Problem Find the number of positive real values of $a$ for which the given equation has 2 distinct integer roots.
$$ a^2 x^2 + ax - 1 + 7a^2 $$
Till now, I have the following inferences. Assuming $\alpha, \beta$ to be the roots, we have
$$\alpha + \beta = \frac{-1}{a}$$ $$\alpha\beta = -\frac{1}{a^2} + 7$$
But since $\alpha, \beta$ are integers, this implies that $|a| \leq 1$. Also by the quadratic formula, we have
$\alpha = \frac{-1 \pm \sqrt{28a^2 - 3}}{2a}$
From here we can infer that since the requirement is just integer roots, if $a$ satisfies the condition, then $-a$ also satisfies the condition. Thus, we may find the total number of solutions and divide by two to get the number of positive integers. However, whether this is helpful or not, I can not figure.

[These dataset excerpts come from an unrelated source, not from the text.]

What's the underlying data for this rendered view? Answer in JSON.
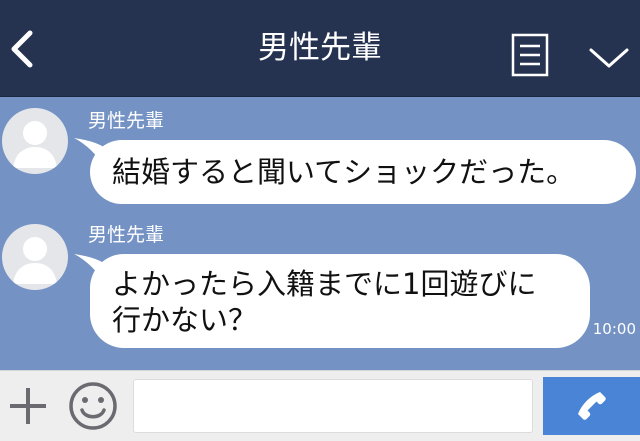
{
  "header": {
    "title": "男性先輩",
    "back_icon": "chevron-left-icon",
    "menu_icon": "document-list-icon",
    "expand_icon": "chevron-down-icon"
  },
  "messages": [
    {
      "sender": "男性先輩",
      "text": "結婚すると聞いてショックだった。"
    },
    {
      "sender": "男性先輩",
      "text": "よかったら入籍までに1回遊びに\n行かない？",
      "time": "10:00"
    }
  ],
  "input_bar": {
    "plus_icon": "plus-icon",
    "emoji_icon": "smiley-icon",
    "input_value": "",
    "call_icon": "phone-icon"
  },
  "colors": {
    "header_bg": "#263350",
    "chat_bg": "#7493c4",
    "bubble_bg": "#ffffff",
    "call_button_bg": "#4a84d6"
  }
}
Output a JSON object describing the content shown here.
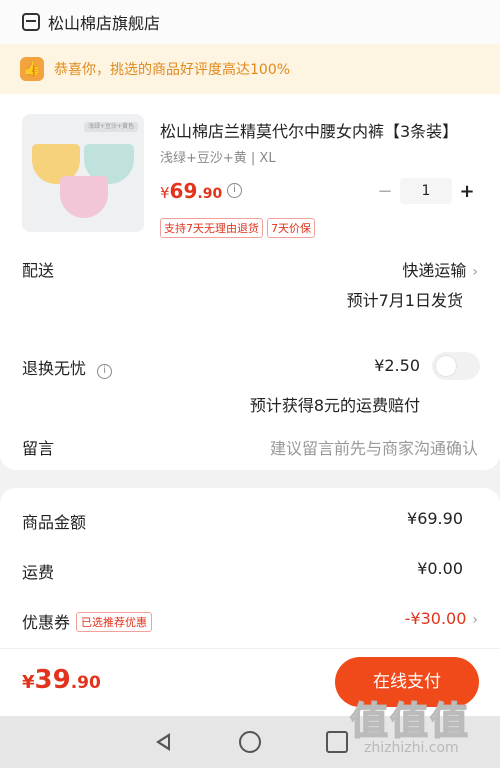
{
  "header": {
    "shop_name": "松山棉店旗舰店",
    "icon": "store-icon"
  },
  "tip": {
    "icon": "thumbs-up-icon",
    "glyph": "👍",
    "text": "恭喜你，挑选的商品好评度高达100%"
  },
  "product": {
    "image_strip_text": "浅绿+豆沙+黄色",
    "title": "松山棉店兰精莫代尔中腰女内裤【3条装】",
    "sku": "浅绿+豆沙+黄 | XL",
    "price": {
      "currency": "¥",
      "integer": "69",
      "decimal": ".90"
    },
    "info_glyph": "i",
    "quantity": {
      "minus": "−",
      "value": "1",
      "plus": "+"
    },
    "badges": [
      "支持7天无理由退货",
      "7天价保"
    ]
  },
  "delivery": {
    "label": "配送",
    "method": "快递运输",
    "chevron": "›",
    "estimate": "预计7月1日发货"
  },
  "return_insurance": {
    "label": "退换无忧",
    "info_glyph": "i",
    "price": "¥2.50",
    "enabled": false,
    "note": "预计获得8元的运费赔付"
  },
  "message": {
    "label": "留言",
    "placeholder": "建议留言前先与商家沟通确认"
  },
  "summary": {
    "goods_amount": {
      "label": "商品金额",
      "value": "¥69.90"
    },
    "shipping": {
      "label": "运费",
      "value": "¥0.00"
    },
    "coupon": {
      "label": "优惠券",
      "tag": "已选推荐优惠",
      "value": "-¥30.00",
      "chevron": "›"
    }
  },
  "pay": {
    "currency": "¥",
    "integer": "39",
    "decimal": ".90",
    "button_label": "在线支付"
  },
  "watermark": {
    "big": "值值值",
    "small": "zhizhizhi.com"
  },
  "colors": {
    "accent": "#e2341d",
    "button": "#f04a1b",
    "tip_bg": "#fdf4e1",
    "tip_text": "#e08a1e"
  }
}
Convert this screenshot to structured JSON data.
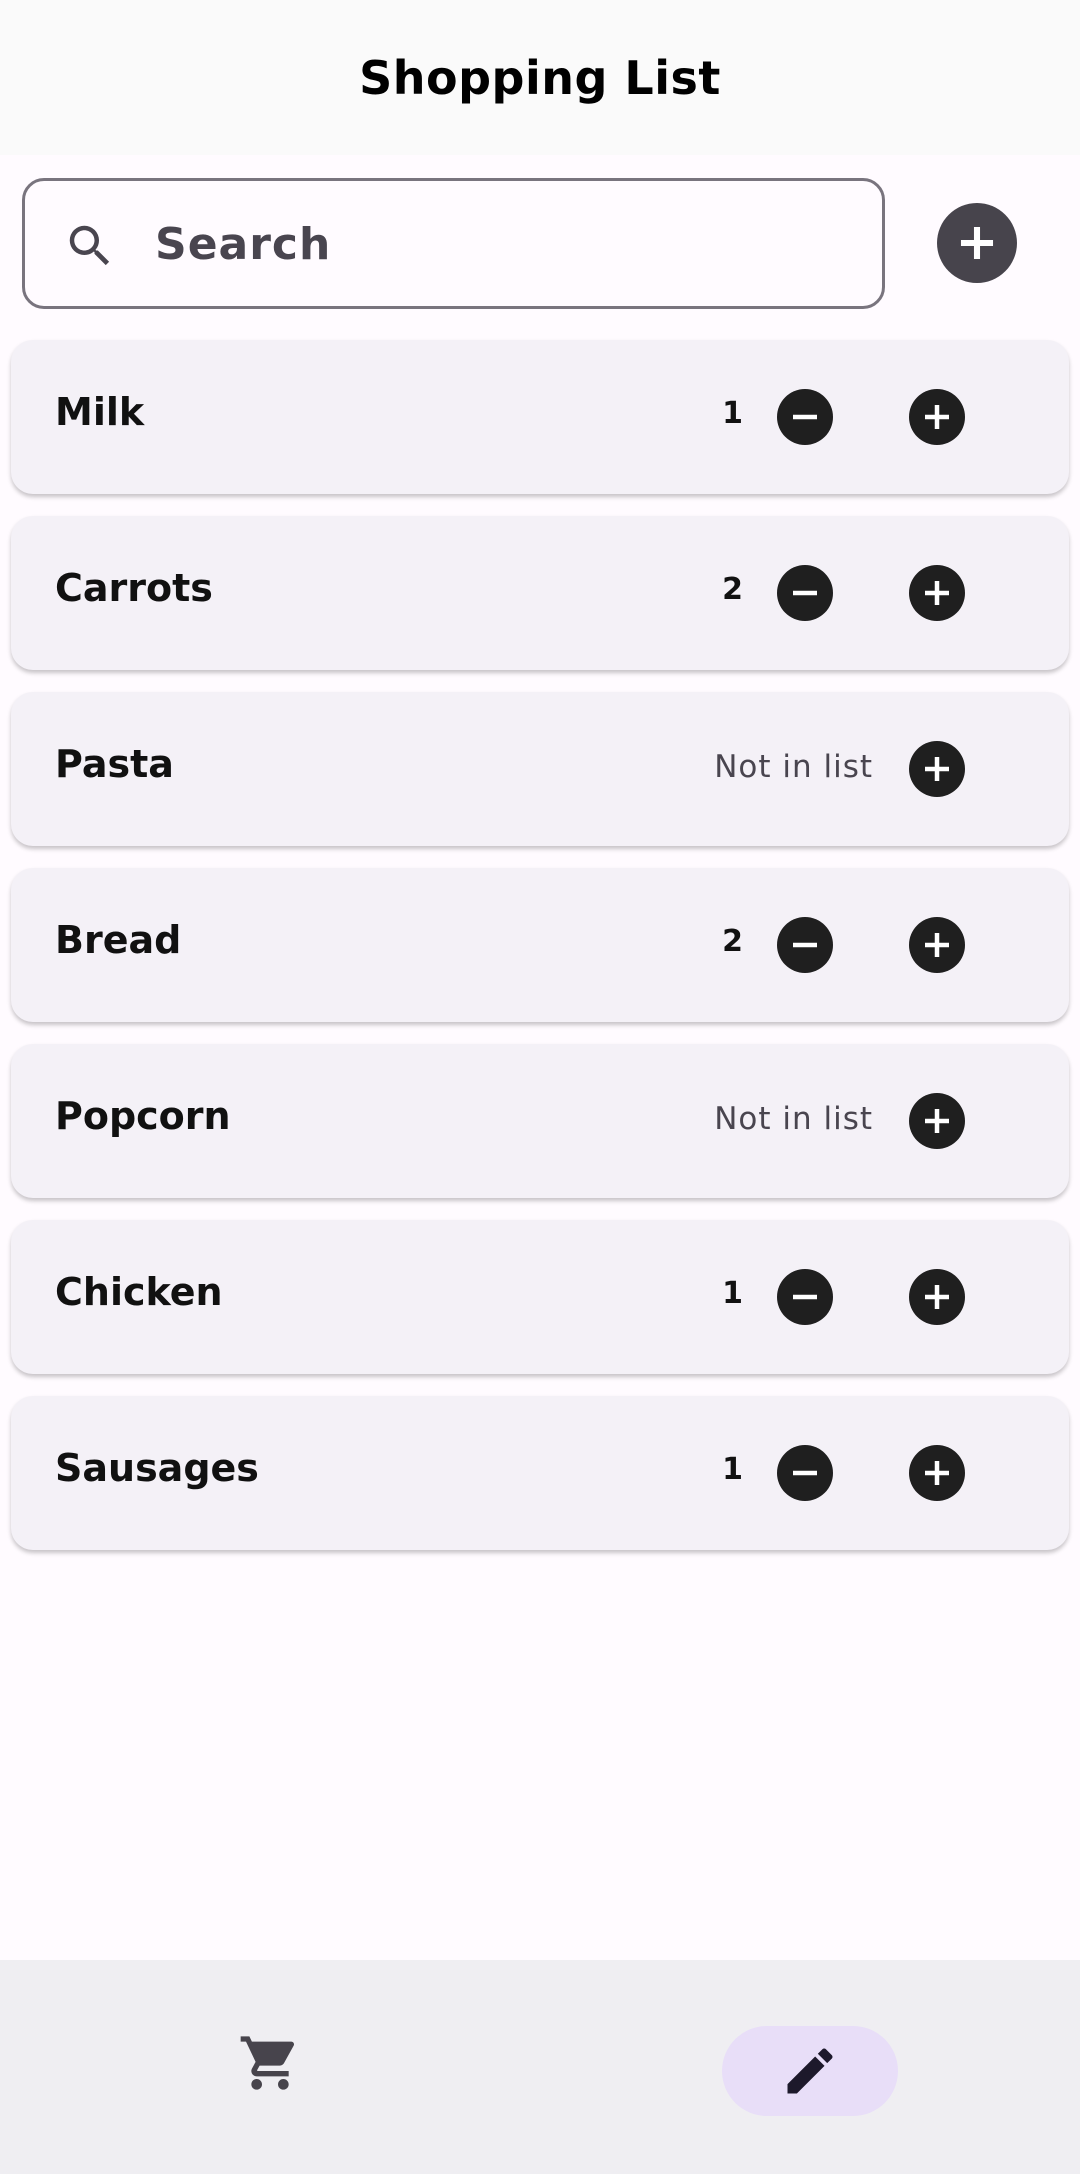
{
  "app_bar": {
    "title": "Shopping List"
  },
  "search": {
    "placeholder": "Search",
    "value": ""
  },
  "items": [
    {
      "name": "Milk",
      "quantity": "1",
      "in_list": true
    },
    {
      "name": "Carrots",
      "quantity": "2",
      "in_list": true
    },
    {
      "name": "Pasta",
      "status": "Not in list",
      "in_list": false
    },
    {
      "name": "Bread",
      "quantity": "2",
      "in_list": true
    },
    {
      "name": "Popcorn",
      "status": "Not in list",
      "in_list": false
    },
    {
      "name": "Chicken",
      "quantity": "1",
      "in_list": true
    },
    {
      "name": "Sausages",
      "quantity": "1",
      "in_list": true
    }
  ],
  "bottom_nav": {
    "items": [
      {
        "icon": "shopping-cart-icon",
        "selected": false
      },
      {
        "icon": "pencil-icon",
        "selected": true
      }
    ]
  },
  "colors": {
    "card_background": "#f4f1f7",
    "nav_selected": "#e8def8",
    "button_dark": "#1f1f1f",
    "add_button": "#47444c"
  }
}
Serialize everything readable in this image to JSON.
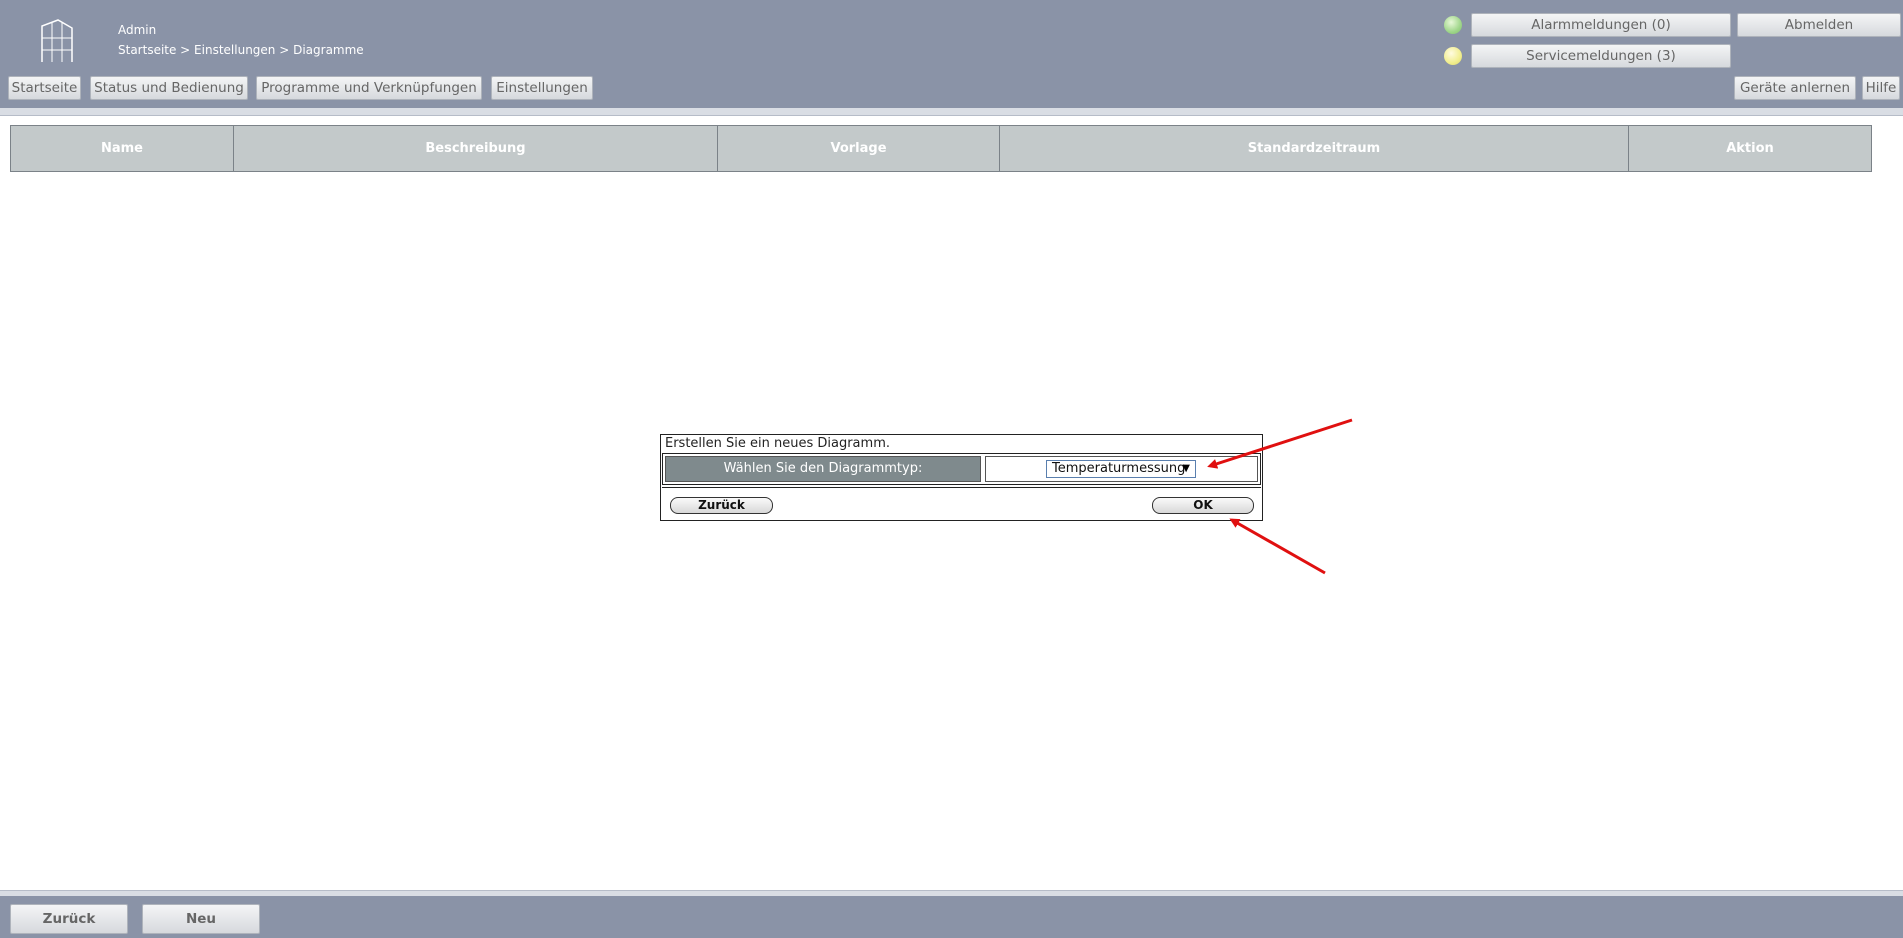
{
  "header": {
    "user": "Admin",
    "breadcrumb": "Startseite > Einstellungen > Diagramme",
    "nav": [
      {
        "label": "Startseite"
      },
      {
        "label": "Status und Bedienung"
      },
      {
        "label": "Programme und Verknüpfungen"
      },
      {
        "label": "Einstellungen"
      }
    ],
    "alarm_label": "Alarmmeldungen (0)",
    "service_label": "Servicemeldungen (3)",
    "logout_label": "Abmelden",
    "teach_label": "Geräte anlernen",
    "help_label": "Hilfe",
    "led_colors": {
      "alarm": "#9fd68a",
      "service": "#f1ee8e"
    }
  },
  "table": {
    "columns": [
      "Name",
      "Beschreibung",
      "Vorlage",
      "Standardzeitraum",
      "Aktion"
    ],
    "rows": []
  },
  "dialog": {
    "title": "Erstellen Sie ein neues Diagramm.",
    "label": "Wählen Sie den Diagrammtyp:",
    "selected": "Temperaturmessung",
    "back_label": "Zurück",
    "ok_label": "OK"
  },
  "footer": {
    "back_label": "Zurück",
    "new_label": "Neu"
  },
  "colors": {
    "header_bg": "#8a93a7",
    "annotation_arrow": "#e01010"
  }
}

One trivial solution emerges, i.e. $a = \pm 1$. I cannot make progress beyond this.
$$a^2x^2+ax+(7a^2-1)=0$$
Let $m,n$ be integer roots of the quadratic . Then, you have :
$$ \begin{align}m+n&=-\frac 1a, \thinspace a≠0\\ mn&=7-\left(\frac {1}{a}\right)^2\end{align} $$
This leads to :
$$ \begin{align}(m+n)^2+mn&=7\\ m^2+3mn+(n^2-7)&=0\end{align} $$
Thus, we can assume that :
$$\Delta_m=5m^2+28=k^2, \thinspace k\in\mathbb Z$$
Working with $\color{#c00}{\rm{mod}\;5}$, we have $k=5p+q$ , where $1≤q≤4$, which yields $5\mid q^2-3$ . A contradiction .
Therefore, no solution exists .